Nadia Tonova's idea? We need to actually be proactive about being welcoming. One way to do that is to create a center for new arrivals to the Detroit community, with advice on navigating the long process to achieving citizenship, social services, starting a business, and other essential information. "One hub," she says, "where you could go and learn about all the resources that are available to immigrants." Pennsylvania, a state that's taken the initiative to create a welcoming center for its newest residents, coincidentally has had an 82 percent population increase in immigrants.
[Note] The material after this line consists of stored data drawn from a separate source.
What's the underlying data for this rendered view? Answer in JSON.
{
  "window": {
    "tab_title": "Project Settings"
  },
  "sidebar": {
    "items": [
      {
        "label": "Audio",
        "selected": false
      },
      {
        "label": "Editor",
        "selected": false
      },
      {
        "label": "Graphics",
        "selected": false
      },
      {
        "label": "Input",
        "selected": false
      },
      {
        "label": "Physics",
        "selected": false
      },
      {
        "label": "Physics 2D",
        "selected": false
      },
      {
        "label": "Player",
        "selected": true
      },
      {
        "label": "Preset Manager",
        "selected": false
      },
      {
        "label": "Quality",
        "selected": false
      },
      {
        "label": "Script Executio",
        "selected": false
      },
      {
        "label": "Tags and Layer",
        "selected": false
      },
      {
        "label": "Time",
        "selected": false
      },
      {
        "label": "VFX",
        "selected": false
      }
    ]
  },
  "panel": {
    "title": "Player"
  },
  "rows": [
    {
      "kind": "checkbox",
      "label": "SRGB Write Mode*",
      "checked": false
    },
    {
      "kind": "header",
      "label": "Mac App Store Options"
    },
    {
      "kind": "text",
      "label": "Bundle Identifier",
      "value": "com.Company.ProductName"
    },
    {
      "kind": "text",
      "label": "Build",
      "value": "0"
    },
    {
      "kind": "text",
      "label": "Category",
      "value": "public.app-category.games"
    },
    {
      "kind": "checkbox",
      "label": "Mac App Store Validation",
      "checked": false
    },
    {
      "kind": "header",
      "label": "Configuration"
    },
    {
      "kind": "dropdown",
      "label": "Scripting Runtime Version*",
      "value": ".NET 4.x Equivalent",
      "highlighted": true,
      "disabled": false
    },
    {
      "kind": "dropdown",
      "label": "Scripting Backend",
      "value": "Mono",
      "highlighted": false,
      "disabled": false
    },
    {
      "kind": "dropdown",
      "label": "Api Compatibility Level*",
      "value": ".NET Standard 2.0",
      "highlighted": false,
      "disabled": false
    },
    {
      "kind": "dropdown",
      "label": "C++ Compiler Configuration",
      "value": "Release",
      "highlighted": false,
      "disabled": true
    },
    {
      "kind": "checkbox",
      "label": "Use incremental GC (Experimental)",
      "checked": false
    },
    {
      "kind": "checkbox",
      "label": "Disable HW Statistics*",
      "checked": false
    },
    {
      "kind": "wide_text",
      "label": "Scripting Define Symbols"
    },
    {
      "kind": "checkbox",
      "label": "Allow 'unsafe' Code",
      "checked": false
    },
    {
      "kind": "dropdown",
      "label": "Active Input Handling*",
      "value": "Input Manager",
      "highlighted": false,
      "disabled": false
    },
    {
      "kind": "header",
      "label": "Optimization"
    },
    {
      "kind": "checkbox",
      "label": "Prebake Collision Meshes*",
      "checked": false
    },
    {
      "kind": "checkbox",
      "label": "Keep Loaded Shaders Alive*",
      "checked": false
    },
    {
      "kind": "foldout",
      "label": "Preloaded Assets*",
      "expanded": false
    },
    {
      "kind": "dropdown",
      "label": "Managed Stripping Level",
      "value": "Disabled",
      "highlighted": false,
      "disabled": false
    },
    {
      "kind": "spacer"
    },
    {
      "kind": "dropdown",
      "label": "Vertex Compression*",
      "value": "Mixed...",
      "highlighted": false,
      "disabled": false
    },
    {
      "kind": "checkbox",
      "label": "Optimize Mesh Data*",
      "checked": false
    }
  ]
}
All these panelists, with their different homelands, ethnic backgrounds and wealth of experience, agreed on one core tenet -- given Detroit's population woes and the state's financial duress, halting the flow of newcomers to the region is disastrous policy. Steve Tobocman is director of Global Detroit. He shared the results of his study on immigrant populations, which he conducted in 2010. Immigrants, he says, are three times as likely to start a business in Michigan as natural-born citizens. They are seven times as likely to file an international patent, and six times as likely to open a high-tech start-up firm. "Immigrants are essential," he said.

Hamtramck City Council's Kazi Miah agreed. He says we should realize what luck we have in welcoming immigrants from the world who come to our state, people brave enough to leave behind everything they know for the chance to make success in another land. "Those people are usually the risk-takers," said Miah, who came to Hamtramck from Bangladesh via New York. "Usually the small business owners are risk-takers. That's one reason I think a lot of immigrants are opening up businesses and being successful." And those concerned by immigrants taking away jobs from American citizens shouldn't forget the immigrant work ethic. "Yeah, they might take your job in the short time, but in the long run, they'll create five jobs for your kids and your grandkids. So be patient, and be welcoming."
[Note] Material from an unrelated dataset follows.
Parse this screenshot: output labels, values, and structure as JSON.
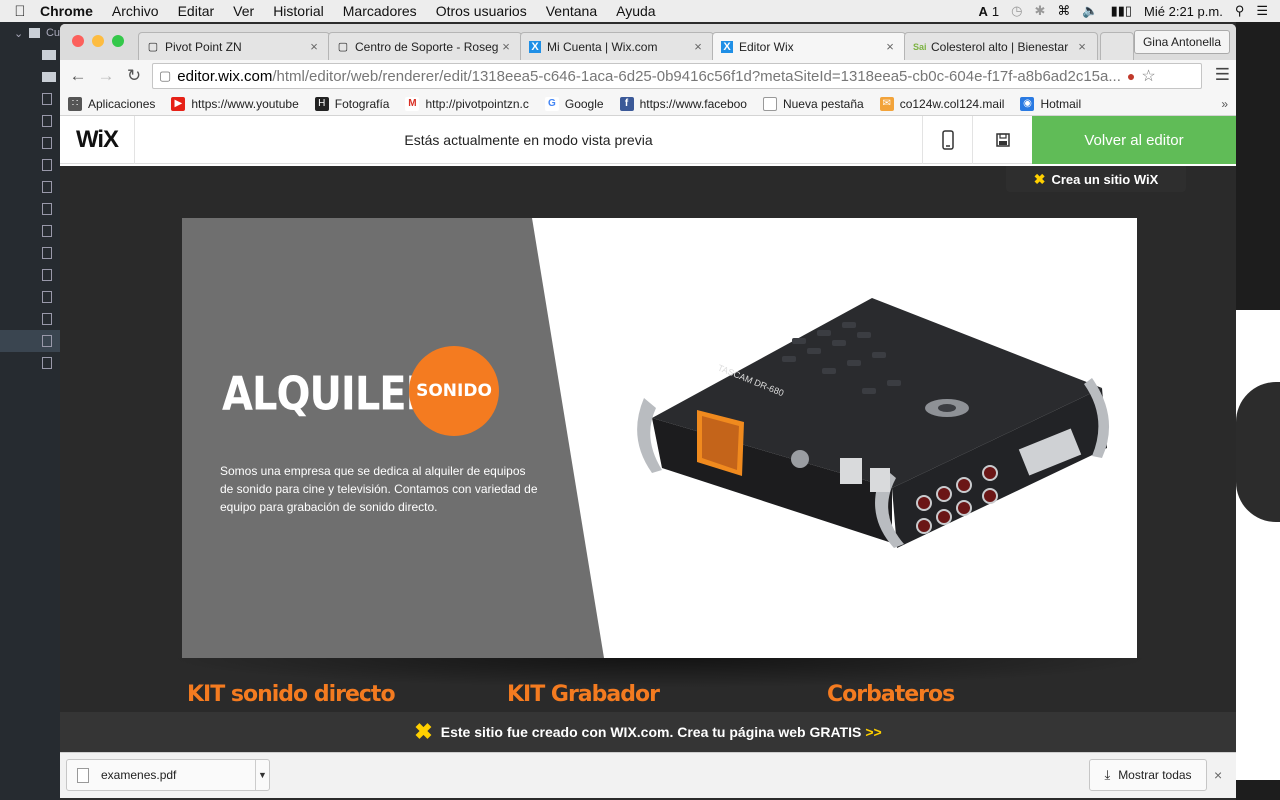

Perhaps Tobocman summed it up best: "100 years ago, Detroit was about a third foreign-born, and it was the spirit of innovation that created the automobile and a number of industrial and manufacturing processes; that gave us a century of wealth and prosperity that maybe rivals any point of human history," he said. "It was the immigrant energy, entrepreneurship, technical skills and drive that made that happen."

"A pro-immigrant strategy," he said, "is about the most important thing we can do."